Sönmüş ateşin etrafındaki çadırların arasında bir fare gibi yürüyerek biraz uzaklaşıp ağaçların arkasına çöktüğümde telefonumu dişlerimin arasına sıkıştırmış, ışığı çantaya tutmaya çalışırken içini aramaya başlamıştım. Sevdiğim bir kitap, fotoğraf makinem, günlüğüm ve bir ışıldak bile çantanın içinde duruyordu ama hırkam burada değildi. "Ne kadar da şanslıyım böyle." Kendi kendime söyledikten sonra ayaklanıp ışıldakla yoluma devam etme kararı aldım. Yarım saat sonra güneş kendisini yavaşça gösterecekti ve bu güzel fotoğraflar çekmek için müthiş bir fırsat olabilirdi.

Buradaki insanlar, hepimiz doğa kulübü adı altında bir araya toplanmıştık ama günün en güzel saatlerinde herkes bir çadırın içine girmiş uyuyordu. Kimse de yakın zamanda uyanıp beni merak edecek gibi değildi, bu yüzden ben de onları fazla umursamadan parkın içinde ilerledim.

Midemde garip bir his vardı, yüzümde gözyaşları ile uyandığım için huzursuzdum ama bunları yediğimiz konserve yemeğe ve kendi huysuzluğuma bağlayarak geçiştirdim. Kamp yapmayı her ne kadar çok seviyor olsam da her an her şeyden mutsuz olma potansiyeli olan biri olarak kendimi şaşırtmıyordum.

Geldiğimiz yer bir orman değil, doğal yaşam parkının uzak olmayan köşelerinden biriydi bu yüzden ağaçların arasında işimi halletmekten daha medeni bir şekilde lavaboları ve çeşmeden akan suyu kullanabilirdim. Ne var ki ne yöne gitmem gerektiğinden bir an için emin olamadım. Elimi kaldırıp kafa karışıklığı ile etrafa doğrultum. "Bu taraf... Hayır hayır, bu taraf..."

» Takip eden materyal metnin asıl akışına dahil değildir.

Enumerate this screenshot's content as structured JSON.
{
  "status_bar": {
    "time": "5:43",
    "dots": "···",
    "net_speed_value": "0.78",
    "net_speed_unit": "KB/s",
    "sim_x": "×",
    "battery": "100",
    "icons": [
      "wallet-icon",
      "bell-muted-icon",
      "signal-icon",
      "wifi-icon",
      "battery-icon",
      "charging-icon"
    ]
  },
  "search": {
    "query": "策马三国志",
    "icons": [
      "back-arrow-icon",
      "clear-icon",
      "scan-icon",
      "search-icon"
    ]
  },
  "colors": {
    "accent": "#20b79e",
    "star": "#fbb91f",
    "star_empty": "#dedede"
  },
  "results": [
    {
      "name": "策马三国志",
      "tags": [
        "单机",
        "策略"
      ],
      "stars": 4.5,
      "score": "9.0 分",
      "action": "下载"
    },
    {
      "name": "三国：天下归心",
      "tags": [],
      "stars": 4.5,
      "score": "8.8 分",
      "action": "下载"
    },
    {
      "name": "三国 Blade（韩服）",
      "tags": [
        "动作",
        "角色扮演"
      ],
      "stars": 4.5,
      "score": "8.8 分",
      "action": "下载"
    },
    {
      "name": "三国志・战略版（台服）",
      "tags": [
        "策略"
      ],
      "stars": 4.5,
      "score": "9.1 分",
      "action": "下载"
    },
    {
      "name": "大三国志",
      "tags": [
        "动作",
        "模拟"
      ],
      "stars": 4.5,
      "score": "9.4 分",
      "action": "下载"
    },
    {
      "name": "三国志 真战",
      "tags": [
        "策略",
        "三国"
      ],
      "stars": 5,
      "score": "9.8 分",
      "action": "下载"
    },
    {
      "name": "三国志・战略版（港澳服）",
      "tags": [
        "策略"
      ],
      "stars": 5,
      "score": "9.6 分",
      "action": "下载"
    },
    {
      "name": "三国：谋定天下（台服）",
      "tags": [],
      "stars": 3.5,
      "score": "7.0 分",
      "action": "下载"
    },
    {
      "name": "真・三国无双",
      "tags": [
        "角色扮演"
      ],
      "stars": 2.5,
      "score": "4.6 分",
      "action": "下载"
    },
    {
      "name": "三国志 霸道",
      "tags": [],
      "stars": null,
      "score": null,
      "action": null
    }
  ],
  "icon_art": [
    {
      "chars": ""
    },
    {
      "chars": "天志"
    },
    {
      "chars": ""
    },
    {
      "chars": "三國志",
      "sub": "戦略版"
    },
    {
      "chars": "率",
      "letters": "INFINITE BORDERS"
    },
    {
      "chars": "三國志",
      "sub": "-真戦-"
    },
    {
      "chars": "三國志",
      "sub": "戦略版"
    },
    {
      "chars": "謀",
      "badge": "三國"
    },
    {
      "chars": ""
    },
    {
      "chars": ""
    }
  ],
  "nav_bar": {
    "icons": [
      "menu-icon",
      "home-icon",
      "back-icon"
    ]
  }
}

Telefonumun şebekesi kamp alanında çalışmaya devam ediyordu, en kötü ihtimalle kaybolur ve öğretmenlerimden birini arardım, içimden geçen yöne dönüp ilerlemeye başladım. Vahşi hayvanlar olmadığı için şanslı sayılırdım, buraya geleli yalnızca bir kirpi ve birkaç küçük tavşan görmüş, hatta birinin fotoğrafını çekmeyi başarmıştım. Elimdeki ışık ile bastığım yerlere bakarak ilerlerken yarın birkaç güzel fotoğraf daha çekmenin planlarını yapıyordum.